Though the back of the 2020 paperback of La chambre bleue spoils the gimmick by giving away some of the crime scenario. I regret reading it. I suspect that La chambre bleue is one of those books best the first time through, in innocence of its plot. So I will avoid spoilers here, which means that this review may be brief.
Tony Falcone is a successful dealer in agricultural machines. He returned from Poitiers, the big city in the vicinity, to his home village, married, had a daughter (who is still very young). All has been placid till a married woman named Andrée Despierre, whom Tony has known since childhood, reveals that she has always been desperately in love with him. (Tony always assumed that Andrée, from a well-off professional family, was out of his league.) They start to meet in the "blue room" at Tony's brother's hotel, and it is at once clear that they are fabulously sexually compatible.
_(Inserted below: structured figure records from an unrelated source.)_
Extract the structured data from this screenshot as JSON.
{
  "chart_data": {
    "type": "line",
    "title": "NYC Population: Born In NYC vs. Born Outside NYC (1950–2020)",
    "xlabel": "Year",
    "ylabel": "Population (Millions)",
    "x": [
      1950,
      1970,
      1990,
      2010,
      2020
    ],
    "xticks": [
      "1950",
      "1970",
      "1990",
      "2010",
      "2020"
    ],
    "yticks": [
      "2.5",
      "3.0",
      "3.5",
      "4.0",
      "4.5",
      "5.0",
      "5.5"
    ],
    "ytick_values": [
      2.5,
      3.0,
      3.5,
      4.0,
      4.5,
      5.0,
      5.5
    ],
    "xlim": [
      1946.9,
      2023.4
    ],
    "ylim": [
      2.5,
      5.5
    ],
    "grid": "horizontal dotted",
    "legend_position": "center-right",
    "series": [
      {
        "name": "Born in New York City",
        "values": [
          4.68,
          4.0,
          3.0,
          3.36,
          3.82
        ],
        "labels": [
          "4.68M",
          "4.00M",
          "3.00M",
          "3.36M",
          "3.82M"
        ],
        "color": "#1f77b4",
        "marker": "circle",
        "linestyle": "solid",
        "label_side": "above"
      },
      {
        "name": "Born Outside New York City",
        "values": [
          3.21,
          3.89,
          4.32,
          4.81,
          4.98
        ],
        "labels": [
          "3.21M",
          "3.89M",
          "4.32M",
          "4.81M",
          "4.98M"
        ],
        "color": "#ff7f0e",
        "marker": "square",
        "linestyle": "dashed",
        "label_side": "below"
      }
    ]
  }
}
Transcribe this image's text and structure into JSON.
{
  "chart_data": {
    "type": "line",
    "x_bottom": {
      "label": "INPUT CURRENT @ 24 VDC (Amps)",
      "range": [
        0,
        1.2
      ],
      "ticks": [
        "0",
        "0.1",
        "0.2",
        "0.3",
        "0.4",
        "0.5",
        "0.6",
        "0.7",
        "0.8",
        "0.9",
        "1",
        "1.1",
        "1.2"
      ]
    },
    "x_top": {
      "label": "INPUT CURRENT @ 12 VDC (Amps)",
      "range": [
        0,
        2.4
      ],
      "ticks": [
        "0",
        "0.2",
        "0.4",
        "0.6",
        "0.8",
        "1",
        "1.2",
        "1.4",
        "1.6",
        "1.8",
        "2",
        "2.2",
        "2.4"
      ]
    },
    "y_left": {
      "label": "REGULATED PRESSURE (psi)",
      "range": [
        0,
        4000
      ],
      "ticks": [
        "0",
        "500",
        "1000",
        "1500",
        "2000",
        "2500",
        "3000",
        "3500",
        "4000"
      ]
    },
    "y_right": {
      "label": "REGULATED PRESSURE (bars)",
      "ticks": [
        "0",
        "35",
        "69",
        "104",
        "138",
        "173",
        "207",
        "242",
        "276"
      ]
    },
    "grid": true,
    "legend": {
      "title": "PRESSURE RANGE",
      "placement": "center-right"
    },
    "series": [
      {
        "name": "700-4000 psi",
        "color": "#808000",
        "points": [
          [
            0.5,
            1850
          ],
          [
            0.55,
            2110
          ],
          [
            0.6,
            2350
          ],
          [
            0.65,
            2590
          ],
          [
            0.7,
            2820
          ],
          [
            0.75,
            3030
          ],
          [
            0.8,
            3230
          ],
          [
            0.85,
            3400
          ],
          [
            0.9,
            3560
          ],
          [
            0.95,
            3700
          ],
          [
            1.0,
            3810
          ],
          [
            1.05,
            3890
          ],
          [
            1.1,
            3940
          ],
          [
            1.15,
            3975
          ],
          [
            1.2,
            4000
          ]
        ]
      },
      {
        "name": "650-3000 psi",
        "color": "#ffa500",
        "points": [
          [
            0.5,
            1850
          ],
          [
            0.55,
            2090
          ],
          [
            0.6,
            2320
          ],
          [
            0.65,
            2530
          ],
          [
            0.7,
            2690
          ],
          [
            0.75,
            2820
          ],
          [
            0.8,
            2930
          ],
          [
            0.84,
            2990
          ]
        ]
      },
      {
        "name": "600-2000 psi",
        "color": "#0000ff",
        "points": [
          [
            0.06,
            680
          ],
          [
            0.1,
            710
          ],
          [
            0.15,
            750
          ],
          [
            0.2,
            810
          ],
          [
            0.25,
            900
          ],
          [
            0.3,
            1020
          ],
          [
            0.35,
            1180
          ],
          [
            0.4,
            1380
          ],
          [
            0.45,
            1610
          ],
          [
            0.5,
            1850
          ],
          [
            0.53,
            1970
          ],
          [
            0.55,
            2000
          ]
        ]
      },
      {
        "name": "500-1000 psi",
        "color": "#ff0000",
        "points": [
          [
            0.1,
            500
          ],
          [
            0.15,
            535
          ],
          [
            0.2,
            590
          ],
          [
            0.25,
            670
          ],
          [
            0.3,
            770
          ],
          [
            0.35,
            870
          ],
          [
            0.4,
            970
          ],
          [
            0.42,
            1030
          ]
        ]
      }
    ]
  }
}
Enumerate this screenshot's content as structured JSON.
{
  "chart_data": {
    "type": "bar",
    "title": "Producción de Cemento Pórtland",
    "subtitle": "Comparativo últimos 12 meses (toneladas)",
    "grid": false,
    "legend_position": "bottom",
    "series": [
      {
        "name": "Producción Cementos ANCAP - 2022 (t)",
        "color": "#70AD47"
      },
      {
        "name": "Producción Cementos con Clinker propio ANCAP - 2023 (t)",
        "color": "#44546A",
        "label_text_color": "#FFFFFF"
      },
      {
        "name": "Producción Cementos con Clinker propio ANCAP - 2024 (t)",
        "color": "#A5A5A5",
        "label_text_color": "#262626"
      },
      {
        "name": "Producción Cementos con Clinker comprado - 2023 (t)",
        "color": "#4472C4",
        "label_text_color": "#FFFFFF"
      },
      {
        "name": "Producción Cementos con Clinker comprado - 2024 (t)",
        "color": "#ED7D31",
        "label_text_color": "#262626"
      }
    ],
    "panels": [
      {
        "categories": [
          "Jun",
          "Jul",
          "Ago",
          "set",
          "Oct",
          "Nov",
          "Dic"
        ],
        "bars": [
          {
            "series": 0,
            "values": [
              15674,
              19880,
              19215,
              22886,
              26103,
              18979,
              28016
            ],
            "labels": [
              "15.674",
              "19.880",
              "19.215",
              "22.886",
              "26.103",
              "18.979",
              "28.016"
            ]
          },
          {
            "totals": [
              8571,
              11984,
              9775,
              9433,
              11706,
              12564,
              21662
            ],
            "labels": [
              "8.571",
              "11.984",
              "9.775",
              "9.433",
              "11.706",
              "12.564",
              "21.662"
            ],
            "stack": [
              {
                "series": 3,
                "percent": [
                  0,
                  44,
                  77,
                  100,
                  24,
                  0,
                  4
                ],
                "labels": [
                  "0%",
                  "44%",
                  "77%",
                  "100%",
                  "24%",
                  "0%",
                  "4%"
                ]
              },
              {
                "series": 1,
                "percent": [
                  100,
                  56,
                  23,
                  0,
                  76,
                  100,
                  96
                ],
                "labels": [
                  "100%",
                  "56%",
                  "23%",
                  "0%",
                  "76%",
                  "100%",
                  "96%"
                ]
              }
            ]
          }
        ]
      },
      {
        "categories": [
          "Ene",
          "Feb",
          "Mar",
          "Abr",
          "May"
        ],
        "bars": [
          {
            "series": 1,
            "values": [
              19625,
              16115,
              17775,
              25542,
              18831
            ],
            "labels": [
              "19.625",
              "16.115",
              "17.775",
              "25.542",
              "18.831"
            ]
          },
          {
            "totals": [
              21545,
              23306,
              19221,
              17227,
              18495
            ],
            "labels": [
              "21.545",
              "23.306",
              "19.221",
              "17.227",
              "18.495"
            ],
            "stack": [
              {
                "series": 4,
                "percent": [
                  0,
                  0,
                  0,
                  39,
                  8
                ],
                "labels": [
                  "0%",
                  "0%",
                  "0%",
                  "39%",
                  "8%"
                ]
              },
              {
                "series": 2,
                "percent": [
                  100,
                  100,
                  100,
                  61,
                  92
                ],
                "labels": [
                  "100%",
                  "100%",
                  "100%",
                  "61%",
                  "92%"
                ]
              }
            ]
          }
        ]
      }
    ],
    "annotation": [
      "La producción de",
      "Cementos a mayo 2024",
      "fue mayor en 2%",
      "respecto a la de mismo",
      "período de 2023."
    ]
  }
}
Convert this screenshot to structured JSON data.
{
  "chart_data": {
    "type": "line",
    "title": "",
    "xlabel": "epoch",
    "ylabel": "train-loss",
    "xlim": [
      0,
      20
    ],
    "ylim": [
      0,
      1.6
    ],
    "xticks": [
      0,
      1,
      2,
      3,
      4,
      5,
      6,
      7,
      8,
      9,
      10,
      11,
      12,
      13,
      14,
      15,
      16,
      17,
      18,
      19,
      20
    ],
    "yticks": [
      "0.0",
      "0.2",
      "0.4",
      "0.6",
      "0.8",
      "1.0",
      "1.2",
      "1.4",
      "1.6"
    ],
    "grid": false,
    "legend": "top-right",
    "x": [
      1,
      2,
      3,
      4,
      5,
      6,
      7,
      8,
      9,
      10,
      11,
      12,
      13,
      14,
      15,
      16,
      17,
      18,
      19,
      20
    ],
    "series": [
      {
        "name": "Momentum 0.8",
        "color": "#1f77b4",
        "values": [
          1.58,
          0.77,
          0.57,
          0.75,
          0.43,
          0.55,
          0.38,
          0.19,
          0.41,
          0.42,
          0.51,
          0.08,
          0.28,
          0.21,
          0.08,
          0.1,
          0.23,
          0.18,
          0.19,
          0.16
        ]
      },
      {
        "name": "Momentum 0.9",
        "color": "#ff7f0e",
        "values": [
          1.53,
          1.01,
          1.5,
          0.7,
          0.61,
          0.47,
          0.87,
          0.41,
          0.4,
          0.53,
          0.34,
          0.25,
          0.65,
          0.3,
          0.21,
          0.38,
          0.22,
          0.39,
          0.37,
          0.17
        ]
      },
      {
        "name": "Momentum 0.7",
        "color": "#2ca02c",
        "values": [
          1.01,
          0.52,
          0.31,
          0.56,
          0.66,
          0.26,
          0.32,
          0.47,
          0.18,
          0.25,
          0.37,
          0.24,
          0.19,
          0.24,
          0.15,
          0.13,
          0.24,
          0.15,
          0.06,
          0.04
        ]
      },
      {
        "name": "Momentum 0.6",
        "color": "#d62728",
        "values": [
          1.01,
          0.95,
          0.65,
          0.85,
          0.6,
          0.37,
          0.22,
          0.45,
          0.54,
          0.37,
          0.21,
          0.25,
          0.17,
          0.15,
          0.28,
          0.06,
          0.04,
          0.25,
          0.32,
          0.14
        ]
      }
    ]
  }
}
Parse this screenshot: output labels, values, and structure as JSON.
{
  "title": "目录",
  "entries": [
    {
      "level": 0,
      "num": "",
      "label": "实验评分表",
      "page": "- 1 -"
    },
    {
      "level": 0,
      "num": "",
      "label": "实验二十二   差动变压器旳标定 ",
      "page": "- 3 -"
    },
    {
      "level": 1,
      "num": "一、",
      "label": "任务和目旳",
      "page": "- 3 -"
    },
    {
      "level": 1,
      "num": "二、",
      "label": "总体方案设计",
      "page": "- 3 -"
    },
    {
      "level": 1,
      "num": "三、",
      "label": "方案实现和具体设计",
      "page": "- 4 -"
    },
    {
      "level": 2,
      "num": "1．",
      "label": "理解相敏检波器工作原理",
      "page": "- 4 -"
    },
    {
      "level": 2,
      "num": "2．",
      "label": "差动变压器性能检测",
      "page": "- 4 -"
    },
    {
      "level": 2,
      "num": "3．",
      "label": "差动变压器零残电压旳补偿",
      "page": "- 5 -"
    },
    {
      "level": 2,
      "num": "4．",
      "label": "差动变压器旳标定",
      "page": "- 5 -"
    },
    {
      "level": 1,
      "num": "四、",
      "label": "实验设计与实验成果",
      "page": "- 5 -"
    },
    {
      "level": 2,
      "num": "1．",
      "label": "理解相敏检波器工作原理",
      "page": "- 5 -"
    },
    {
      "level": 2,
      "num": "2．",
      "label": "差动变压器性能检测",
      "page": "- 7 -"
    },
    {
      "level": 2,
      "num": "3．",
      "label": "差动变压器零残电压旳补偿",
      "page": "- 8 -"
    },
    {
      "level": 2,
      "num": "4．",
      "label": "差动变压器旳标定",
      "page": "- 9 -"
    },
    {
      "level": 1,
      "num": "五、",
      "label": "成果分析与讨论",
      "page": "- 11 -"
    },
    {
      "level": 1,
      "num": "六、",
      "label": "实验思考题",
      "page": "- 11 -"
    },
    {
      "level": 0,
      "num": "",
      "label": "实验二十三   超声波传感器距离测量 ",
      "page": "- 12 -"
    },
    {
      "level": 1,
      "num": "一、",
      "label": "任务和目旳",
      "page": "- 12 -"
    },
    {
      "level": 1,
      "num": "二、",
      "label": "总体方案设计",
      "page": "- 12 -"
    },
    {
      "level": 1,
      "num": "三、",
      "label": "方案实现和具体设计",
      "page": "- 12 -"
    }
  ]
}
But Tony doesn't want to leave his wife. He knows nothing really about Andrée. Their future prospects seem to him at best a routine marriage, and he already has that. "Tu imagines ce que seraient nos journées?" Andrée asks. "On finirait par s'habituer," Tony replies (15). Do you think about what our days would be like? We'd end up getting used to it.
Fatal Attraction was still 25 years in the future. But Phaedra was almost 300 years in the past. Hell hath no fury, it seems, like a woman. Even a woman not particularly scorned. Just woman in general; La chambre bleue isn't remotely a feminist novel, rather the reverse. Andrée is implacably evil, delighted with herself, intent on getting Tony by any means possible.
Yet if Andrée is sort of one-note, the novel isn't much about her. It is about Tony, under interrogation, constantly replaying crucial turning points from his recent past, admitting some things, lying about others. The novel is told from Tony's point of view, though not in the first person. Thus he is not an unreliable narrator; let's call him an unreliable reflector. La chambre bleue, despite some of its stock elements, is a compelling investigation of Tony's psyche.
Simenon, Georges. La chambre bleue. 1964. Pais: Presses de la Cité, 2020.